Judit Ács (BME, SZTAKI) will give a lecture in the research seminar series of the MILAB Language Technology sub-project on February 25 (Thursday) from 14:30 to 16:00. All interested parties are welcome at this link.
Evaluating multilingual language models
Contextualized language models such as BERT have changed the NLP landscape in the last few years. BERT and some of its contemporaries have massively multilingual versions with support for over 100 languages. Probing is a simple but popular method for evaluating the linguistic content of such models. We perform a systematic evaluation in dozens of languages across multiple probing tasks.
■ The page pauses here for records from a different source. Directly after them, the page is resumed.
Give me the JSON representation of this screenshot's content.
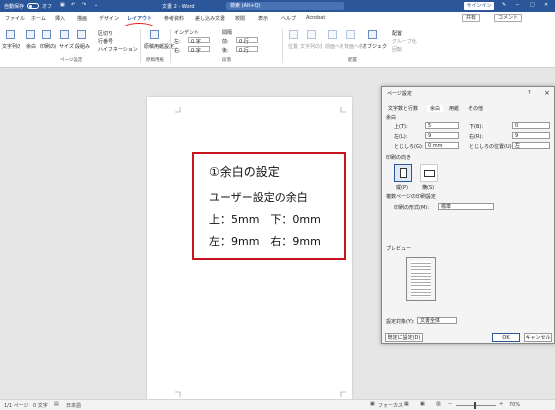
{
  "titlebar": {
    "autosave": "自動保存",
    "autosave_state": "オフ",
    "doc": "文書 2 - Word",
    "search": "検索 (Alt+Q)",
    "signin": "サインイン"
  },
  "tabs": [
    "ファイル",
    "ホーム",
    "挿入",
    "描画",
    "デザイン",
    "レイアウト",
    "参考資料",
    "差し込み文書",
    "校閲",
    "表示",
    "ヘルプ",
    "Acrobat"
  ],
  "share": "共有",
  "comment": "コメント",
  "ribbon": {
    "page_setup_buttons": [
      "文字列の方向",
      "余白",
      "印刷の向き",
      "サイズ",
      "段組み"
    ],
    "breaks": "区切り",
    "line_numbers": "行番号",
    "hyphenation": "ハイフネーション",
    "draft": "原稿用紙設定",
    "indent_label": "インデント",
    "indent_left": "左:",
    "indent_right": "右:",
    "indent_left_value": "0 字",
    "indent_right_value": "0 字",
    "spacing_label": "間隔",
    "spacing_before": "前:",
    "spacing_after": "後:",
    "spacing_before_value": "0 行",
    "spacing_after_value": "0 行",
    "arrange": [
      "位置",
      "文字列の折り返し",
      "前面へ移動",
      "背面へ移動",
      "オブジェクトの選択と表示",
      "配置",
      "グループ化",
      "回転"
    ],
    "groups": {
      "page_setup": "ページ設定",
      "draft": "原稿用紙",
      "paragraph": "段落",
      "arrange": "配置"
    }
  },
  "note": {
    "title": "①余白の設定",
    "subtitle": "ユーザー設定の余白",
    "line1": "上：5mm　下：0mm",
    "line2": "左：9mm　右：9mm"
  },
  "dialog": {
    "title": "ページ設定",
    "help": "?",
    "close": "×",
    "tabs": [
      "文字数と行数",
      "余白",
      "用紙",
      "その他"
    ],
    "margins_label": "余白",
    "top": "上(T):",
    "top_value": "5",
    "bottom": "下(B):",
    "bottom_value": "0",
    "left": "左(L):",
    "left_value": "9",
    "right": "右(R):",
    "right_value": "9",
    "gutter": "とじしろ(G):",
    "gutter_value": "0 mm",
    "gutter_pos": "とじしろの位置(U):",
    "gutter_pos_value": "左",
    "orientation_label": "印刷の向き",
    "portrait": "縦(P)",
    "landscape": "横(S)",
    "multi_label": "複数ページの印刷設定",
    "multi_field": "印刷の形式(M):",
    "multi_value": "標準",
    "preview": "プレビュー",
    "apply_label": "設定対象(Y):",
    "apply_value": "文書全体",
    "default_btn": "既定に設定(D)",
    "ok": "OK",
    "cancel": "キャンセル"
  },
  "status": {
    "page": "1/1 ページ",
    "words": "0 文字",
    "lang": "日本語",
    "focus": "フォーカス",
    "zoom": "70%"
  },
  "colors": {
    "accent": "#2b579a",
    "highlight": "#c8141e"
  }
}
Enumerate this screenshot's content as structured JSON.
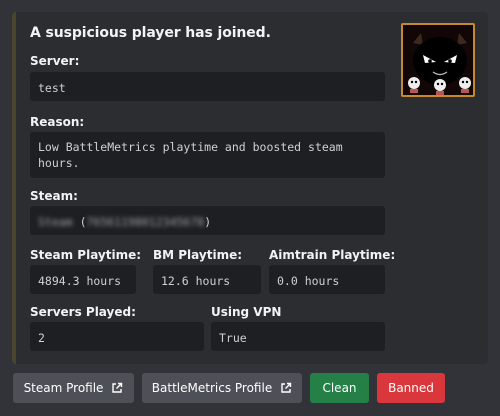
{
  "embed": {
    "title": "A suspicious player has joined.",
    "accent_color": "#49452e",
    "server": {
      "label": "Server:",
      "value": "test"
    },
    "reason": {
      "label": "Reason:",
      "value": "Low BattleMetrics playtime and boosted steam hours."
    },
    "steam": {
      "label": "Steam:",
      "name": "Steam",
      "id": "76561198012345678"
    },
    "steam_playtime": {
      "label": "Steam Playtime:",
      "value": "4894.3 hours"
    },
    "bm_playtime": {
      "label": "BM Playtime:",
      "value": "12.6 hours"
    },
    "aimtrain_playtime": {
      "label": "Aimtrain Playtime:",
      "value": "0.0 hours"
    },
    "servers_played": {
      "label": "Servers Played:",
      "value": "2"
    },
    "using_vpn": {
      "label": "Using VPN",
      "value": "True"
    },
    "thumbnail": "black-cat-avatar"
  },
  "buttons": {
    "steam_profile": "Steam Profile",
    "battlemetrics_profile": "BattleMetrics Profile",
    "clean": "Clean",
    "banned": "Banned"
  },
  "colors": {
    "clean": "#248046",
    "banned": "#da373c",
    "link": "#4e5058"
  },
  "icons": {
    "link": "external-link-icon"
  }
}
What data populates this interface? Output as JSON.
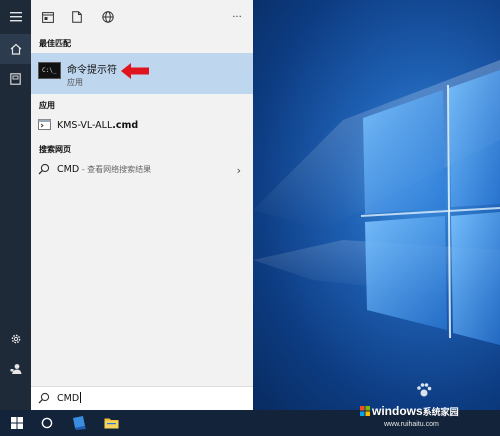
{
  "panel": {
    "best_match_header": "最佳匹配",
    "best_match": {
      "title": "命令提示符",
      "subtitle": "应用"
    },
    "apps_header": "应用",
    "app_item": {
      "name": "KMS-VL-ALL",
      "ext": ".cmd"
    },
    "web_header": "搜索网页",
    "web_item": {
      "query": "CMD",
      "hint": " - 查看网络搜索结果"
    },
    "more_label": "···"
  },
  "search": {
    "value": "CMD"
  },
  "colors": {
    "highlight": "#bfd7ee",
    "arrow": "#e0141e",
    "rail": "#1f2a38",
    "taskbar": "#13233a"
  },
  "watermark": {
    "brand": "windows",
    "brand_cn": "系统家园",
    "url": "www.ruihaitu.com"
  }
}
The first part of this talk describes a large scale morphological evaluation of the multilingual BERT in 40 languages. Aside from raw evaluation, we perturb the input in a way that removes parts of the information and we analyze the change in BERT's linguistic behavior. We show that linguistic typology can be recovered to some degree through these methods.
The second part deals with the tokenization of these contextualized language models. All models use some kind of subword tokenization with a fixed subword vocabulary. Token-level usage of such models such as named entity recognition requires a way of pooling multiple subwords that correspond to a single token. We show that the choice of subword pooling method often makes a large difference and that there is no one size fits all when it comes to subword pooling.
The third part of this talk focuses on the use of contextualized models for Hungarian. We compare 4 multilingual models against two Hungarian models, HuBERT and HILBERT on three Hungarian tasks, morphological probing, POS tagging and NER.